Article
An Indication That ITC Remedies For SEPs May Not Fit
Article
An Indication That ITC Remedies For SEPs May Not Fit
July 27, 2022
This article was originally published in Law360. Any opinions in this article are not those of Winston & Strawn or its clients. The opinions in this article are the author’s opinions only.
In a recent Law360 guest article titled “ITC Standard-Essential Patent Remedies Shouldn't Be Curbed,” former U.S. International Trade Commission chair Deanna Tanner Okun opined that “ITC remedies provide a powerful tool to stop infringement” of standard-essential patents.
The analysis postured that the ITC “had yet to squarely face the question of whether to issue a remedy in a case involving infringement of an SEP” at the commission level, and expressed hope that the ITC would “not hesitate to issue a remedy if it finds a violation based on infringement of an SEP."
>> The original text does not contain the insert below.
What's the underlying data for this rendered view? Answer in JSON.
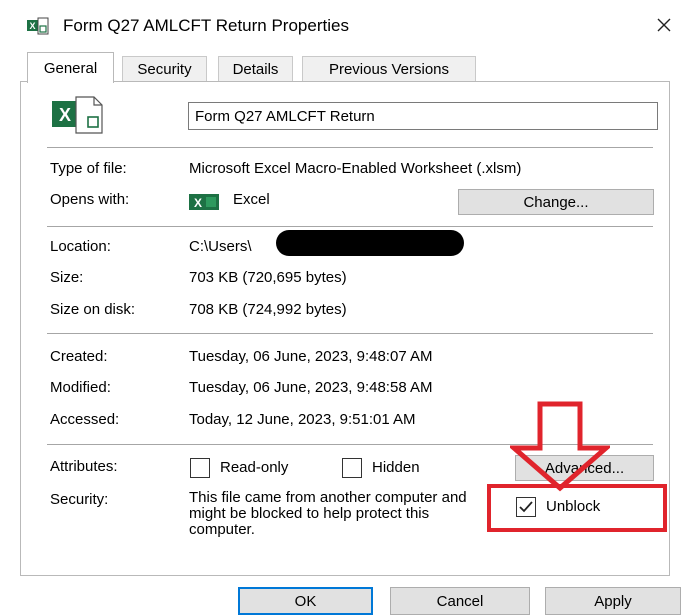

The ITC has, however, directly faced the question of whether to issue a remedy in a case involving infringement of an SEP.
In the 2013 decision in Certain Electronic Devices, Including Wireless Communication Devices, Portable Music and Data Processing Devices, and Tablet Computers, the ITC provided a 25-page analysis of whether complainant Samsung Electronics Co. Ltd.’s declaration of the asserted patents as essential to 3G standards and promise to license the SEPs on fair, reasonable and nondiscriminatory terms precluded the right to an exclusion order against respondent Apple Inc.
The ITC concluded that the FRAND commitment did not preclude relief at the ITC, over the dissent of one commissioner, Dean Pinkert, who opined that the “relief in question is not consistent with the public interest and should not issue" due to Samsung's failure to honor its FRAND commitment.
After consideration of the FRAND issues, the U.S. Trade Representative, Michael Froman, agreed with the dissenting commissioner and vacated the exclusion order, finding it inconsistent with “public policy considerations ... as they relate to the effect on competitive conditions in the U.S. economy and the effect on U.S. consumers.” The U.S. trade representative has veto power over ITC exclusion orders.
Thus, the ITC has considered the question of whether to issue an exclusion order to protect SEPs. But that decision ultimately did not stand.
Last week’s Law360 guest article also offered that “[t]here is no reason to believe that additional rules or procedures are necessary or appropriate with respect to SEPs at the ITC." But that may be what Froman had invited when overturning the Apple exclusion order, urging the commission to review the FRAND issue “to the maximum extent possible.”
Since the overturning of the Apple exclusion order, other ITC respondents accused of SEP infringement have been less successful.
In the recent Koninklijke Philips NVV v. Thales DIS AIS Deutschland USA LLC case, for example, the respondent moved for an injunction precluding the ITC from even hearing an investigation into infringement of SEPs, because an exclusion order would be antithetical to the obligation to license the SEPs on FRAND terms.
The U.S. Court of Appeals for the Federal Circuit disagreed, however, upholding on July 15 the district court decision to allow the ITC case to move forward.
Thus, although the U.S. trade representative warned long ago that the FRAND commitment may trigger a public interest override of an exclusion order, litigants continue asserting SEPs at the ITC, which the Federal Circuit has now explicitly allowed.
Whether an exclusion order is ultimately appropriate, however, is a case-specific inquiry that the ITC would be well within its statutory obligation to intensively consider in each one of those investigations.